In some rare cases your offer is so amazing that this happens automatically by word of mouth. In most cases it doesn’t and you need to think of an incentive to motivate your customers to refer your product to as many friends as possible. For some product categories this is trivial. For example a lot of tech products don’t work without friends: You can’t use Skype if there’s no one in your contacts list. The more people you refer, the more valuable the service is to you.
Another example would be a good old restaurant. In most cases people don’t go there alone, but they bring at least one other person. And the more people a customer brings, the better it is for the owner and the more potential new customers exist.

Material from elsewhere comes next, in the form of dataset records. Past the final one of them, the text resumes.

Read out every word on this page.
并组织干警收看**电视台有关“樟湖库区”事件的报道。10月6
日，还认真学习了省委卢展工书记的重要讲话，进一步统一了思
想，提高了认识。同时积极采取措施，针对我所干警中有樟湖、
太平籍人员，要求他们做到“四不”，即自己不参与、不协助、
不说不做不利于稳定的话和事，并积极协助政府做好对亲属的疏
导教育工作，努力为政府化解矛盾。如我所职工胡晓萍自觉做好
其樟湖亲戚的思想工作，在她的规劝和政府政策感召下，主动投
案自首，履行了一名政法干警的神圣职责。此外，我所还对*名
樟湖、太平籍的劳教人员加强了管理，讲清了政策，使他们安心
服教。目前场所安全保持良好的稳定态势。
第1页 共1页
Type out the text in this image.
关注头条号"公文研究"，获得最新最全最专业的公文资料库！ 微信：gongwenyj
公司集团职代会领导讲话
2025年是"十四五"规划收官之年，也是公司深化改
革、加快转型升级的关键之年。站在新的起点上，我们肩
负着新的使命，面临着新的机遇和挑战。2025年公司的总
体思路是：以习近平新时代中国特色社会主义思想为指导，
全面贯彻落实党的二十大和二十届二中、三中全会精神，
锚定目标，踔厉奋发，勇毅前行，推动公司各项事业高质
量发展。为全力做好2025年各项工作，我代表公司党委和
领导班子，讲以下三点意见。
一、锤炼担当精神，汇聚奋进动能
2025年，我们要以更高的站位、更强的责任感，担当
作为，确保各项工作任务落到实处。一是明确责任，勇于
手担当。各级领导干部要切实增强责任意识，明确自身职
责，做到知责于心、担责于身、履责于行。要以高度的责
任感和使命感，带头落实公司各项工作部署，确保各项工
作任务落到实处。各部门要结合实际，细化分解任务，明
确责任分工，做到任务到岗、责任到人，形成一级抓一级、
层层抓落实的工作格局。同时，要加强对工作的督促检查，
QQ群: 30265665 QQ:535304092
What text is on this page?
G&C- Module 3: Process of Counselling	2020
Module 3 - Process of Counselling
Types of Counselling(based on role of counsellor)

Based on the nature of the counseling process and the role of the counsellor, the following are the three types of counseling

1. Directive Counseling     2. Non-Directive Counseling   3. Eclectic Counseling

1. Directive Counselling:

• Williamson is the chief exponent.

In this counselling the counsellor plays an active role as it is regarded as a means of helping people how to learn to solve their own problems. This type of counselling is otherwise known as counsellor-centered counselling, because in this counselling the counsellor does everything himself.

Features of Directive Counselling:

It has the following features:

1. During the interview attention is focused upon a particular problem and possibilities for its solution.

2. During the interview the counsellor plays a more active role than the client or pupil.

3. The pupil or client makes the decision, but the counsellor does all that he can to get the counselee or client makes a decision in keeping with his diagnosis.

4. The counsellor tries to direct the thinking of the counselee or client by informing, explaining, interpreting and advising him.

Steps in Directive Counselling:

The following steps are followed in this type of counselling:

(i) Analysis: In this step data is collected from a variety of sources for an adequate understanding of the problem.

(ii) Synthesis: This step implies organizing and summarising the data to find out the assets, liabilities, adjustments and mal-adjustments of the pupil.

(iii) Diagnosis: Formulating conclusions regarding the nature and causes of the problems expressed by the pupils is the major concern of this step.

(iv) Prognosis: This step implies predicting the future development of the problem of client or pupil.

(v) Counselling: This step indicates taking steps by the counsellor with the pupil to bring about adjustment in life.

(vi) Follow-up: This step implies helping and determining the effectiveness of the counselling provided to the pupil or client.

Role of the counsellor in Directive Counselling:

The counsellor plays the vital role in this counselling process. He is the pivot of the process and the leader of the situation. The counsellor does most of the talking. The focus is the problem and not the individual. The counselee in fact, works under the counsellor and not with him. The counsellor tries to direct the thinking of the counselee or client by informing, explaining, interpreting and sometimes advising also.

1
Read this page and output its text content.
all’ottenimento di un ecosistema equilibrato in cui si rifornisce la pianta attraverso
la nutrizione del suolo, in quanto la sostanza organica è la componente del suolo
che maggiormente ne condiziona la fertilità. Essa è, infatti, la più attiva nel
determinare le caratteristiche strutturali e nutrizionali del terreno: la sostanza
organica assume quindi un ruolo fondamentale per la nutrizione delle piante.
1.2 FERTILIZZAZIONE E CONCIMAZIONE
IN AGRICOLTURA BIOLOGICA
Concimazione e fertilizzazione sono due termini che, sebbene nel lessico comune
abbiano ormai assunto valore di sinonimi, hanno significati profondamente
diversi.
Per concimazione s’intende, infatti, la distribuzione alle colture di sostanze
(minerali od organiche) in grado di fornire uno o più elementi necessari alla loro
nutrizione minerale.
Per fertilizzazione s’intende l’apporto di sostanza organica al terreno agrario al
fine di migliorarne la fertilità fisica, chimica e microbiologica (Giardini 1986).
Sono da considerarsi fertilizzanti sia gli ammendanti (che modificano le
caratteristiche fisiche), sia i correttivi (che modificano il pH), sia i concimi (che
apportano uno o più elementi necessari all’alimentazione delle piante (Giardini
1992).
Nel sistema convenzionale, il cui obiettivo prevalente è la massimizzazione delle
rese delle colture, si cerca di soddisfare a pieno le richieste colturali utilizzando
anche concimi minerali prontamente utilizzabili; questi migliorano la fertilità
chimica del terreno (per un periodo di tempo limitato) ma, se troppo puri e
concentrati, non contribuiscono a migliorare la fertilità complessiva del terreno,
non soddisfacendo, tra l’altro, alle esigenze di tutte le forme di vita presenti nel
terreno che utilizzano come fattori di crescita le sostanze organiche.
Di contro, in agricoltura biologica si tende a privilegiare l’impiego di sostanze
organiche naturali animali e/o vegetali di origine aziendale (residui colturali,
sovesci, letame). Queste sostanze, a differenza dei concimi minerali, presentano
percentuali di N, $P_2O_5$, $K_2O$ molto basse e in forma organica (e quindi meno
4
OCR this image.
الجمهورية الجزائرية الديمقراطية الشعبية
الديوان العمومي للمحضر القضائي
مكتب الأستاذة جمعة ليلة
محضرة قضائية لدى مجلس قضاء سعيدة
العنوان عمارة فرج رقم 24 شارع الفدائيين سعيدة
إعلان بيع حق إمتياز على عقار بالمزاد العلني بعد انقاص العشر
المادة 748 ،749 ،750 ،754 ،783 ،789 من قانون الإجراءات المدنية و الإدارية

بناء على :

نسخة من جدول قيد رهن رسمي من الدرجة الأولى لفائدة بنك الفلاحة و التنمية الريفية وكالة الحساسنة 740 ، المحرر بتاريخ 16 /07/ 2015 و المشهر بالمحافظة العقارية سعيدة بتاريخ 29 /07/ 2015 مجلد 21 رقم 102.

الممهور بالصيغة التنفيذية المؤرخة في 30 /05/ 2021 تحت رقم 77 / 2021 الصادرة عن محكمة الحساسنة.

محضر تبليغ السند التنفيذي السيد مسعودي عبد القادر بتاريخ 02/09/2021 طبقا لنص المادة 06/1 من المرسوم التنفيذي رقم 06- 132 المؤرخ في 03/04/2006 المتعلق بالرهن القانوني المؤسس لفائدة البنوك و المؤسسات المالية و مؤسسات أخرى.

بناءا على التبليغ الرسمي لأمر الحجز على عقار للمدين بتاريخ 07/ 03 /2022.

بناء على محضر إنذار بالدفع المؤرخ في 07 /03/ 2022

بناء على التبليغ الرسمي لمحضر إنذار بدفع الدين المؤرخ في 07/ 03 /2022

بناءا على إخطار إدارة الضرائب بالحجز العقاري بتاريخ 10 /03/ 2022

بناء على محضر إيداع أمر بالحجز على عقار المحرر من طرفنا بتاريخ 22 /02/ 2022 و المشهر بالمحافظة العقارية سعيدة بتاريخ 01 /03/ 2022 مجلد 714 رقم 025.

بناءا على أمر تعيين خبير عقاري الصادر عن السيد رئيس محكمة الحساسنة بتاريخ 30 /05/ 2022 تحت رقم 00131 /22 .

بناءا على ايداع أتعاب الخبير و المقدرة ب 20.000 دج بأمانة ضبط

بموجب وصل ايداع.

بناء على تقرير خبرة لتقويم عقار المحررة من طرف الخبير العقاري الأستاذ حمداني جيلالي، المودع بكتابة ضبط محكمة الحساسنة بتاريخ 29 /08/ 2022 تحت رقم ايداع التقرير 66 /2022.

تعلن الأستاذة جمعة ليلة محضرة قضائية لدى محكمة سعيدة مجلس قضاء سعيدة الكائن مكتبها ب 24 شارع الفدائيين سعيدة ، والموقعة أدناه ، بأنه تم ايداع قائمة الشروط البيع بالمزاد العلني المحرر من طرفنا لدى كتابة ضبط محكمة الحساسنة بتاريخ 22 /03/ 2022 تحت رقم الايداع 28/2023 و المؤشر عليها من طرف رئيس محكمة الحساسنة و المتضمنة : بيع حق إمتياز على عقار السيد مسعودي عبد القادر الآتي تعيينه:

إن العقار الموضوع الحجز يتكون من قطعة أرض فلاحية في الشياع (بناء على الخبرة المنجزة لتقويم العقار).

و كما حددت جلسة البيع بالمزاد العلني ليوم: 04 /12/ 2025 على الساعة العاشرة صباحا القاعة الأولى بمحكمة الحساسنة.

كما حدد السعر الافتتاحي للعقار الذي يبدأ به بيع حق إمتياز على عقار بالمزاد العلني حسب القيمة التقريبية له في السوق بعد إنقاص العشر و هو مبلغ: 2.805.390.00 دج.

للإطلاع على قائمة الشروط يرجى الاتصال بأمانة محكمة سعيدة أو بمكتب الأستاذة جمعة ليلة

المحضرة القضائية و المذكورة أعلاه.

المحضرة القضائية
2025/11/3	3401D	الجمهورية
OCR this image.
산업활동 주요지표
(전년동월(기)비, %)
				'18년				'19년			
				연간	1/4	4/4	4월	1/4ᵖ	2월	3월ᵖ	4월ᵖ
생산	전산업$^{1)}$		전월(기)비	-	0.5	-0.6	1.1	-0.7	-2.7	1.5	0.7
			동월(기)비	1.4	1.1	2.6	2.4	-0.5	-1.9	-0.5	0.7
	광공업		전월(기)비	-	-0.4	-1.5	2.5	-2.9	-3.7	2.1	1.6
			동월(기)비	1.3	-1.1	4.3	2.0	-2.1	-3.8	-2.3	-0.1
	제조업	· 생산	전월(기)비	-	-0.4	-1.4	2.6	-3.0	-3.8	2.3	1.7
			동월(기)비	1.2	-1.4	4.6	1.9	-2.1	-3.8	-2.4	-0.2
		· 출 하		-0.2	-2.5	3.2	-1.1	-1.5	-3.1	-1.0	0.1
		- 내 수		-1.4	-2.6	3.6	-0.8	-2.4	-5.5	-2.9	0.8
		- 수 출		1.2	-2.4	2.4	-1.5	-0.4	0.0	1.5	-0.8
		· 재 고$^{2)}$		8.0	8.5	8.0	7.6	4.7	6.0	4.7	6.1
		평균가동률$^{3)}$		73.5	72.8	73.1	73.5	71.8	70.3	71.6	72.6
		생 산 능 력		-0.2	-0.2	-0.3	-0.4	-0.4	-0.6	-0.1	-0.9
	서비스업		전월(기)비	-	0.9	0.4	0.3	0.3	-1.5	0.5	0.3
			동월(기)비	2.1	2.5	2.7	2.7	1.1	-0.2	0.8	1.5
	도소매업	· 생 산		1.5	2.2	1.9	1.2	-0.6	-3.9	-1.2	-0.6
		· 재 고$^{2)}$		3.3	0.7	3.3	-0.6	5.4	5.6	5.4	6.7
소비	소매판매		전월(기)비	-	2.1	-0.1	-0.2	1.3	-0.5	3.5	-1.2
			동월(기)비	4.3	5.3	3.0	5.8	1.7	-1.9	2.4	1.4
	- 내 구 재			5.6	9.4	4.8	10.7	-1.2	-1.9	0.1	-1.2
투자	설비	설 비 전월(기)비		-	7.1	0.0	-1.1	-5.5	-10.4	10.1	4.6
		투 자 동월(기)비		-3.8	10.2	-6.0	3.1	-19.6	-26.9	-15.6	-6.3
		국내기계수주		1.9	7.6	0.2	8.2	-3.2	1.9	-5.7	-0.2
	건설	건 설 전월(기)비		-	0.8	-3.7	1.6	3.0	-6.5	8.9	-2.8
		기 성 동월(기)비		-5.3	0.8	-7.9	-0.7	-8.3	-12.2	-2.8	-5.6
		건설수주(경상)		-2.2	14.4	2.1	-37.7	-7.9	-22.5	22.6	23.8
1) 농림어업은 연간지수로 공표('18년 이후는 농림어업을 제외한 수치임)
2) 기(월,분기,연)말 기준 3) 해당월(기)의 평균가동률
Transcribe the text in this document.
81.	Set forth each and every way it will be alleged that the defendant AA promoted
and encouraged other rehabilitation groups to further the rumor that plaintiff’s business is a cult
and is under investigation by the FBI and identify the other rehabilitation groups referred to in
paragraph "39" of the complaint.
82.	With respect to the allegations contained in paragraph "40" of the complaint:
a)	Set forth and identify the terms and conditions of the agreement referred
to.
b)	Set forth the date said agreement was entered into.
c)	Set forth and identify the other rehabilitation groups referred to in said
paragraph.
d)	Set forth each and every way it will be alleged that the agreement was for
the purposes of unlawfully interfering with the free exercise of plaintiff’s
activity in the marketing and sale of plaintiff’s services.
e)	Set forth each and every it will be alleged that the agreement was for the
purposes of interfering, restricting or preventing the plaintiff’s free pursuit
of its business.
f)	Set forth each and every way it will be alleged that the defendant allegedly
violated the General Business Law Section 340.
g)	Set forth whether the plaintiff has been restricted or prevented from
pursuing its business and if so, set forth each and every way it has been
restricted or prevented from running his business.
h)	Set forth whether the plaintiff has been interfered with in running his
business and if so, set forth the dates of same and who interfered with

However not every product or service can make automatic use of this channel. Sometimes you need to give it a little push. These pushes can happen in forms of Affiliate Programs, Rewards or Coupons for your customers and other creative concepts. Such programs typically offer some kind of reward to the referrer.
A great idea where the referrer has no direct value is for example the “Sent from my iPhone” sentence at the end of each e-mail sent via an iPhone. Every time someone sees such a mail, he or she knows that the mail was sent with an iPhone.

Conclusion

There are endless growth channels you can explore to get traction. No matter which channel you to grow with, remember to work data driven. Listen to your data: if data says no, stop it! If data says yes, focus and go all the way. Good luck!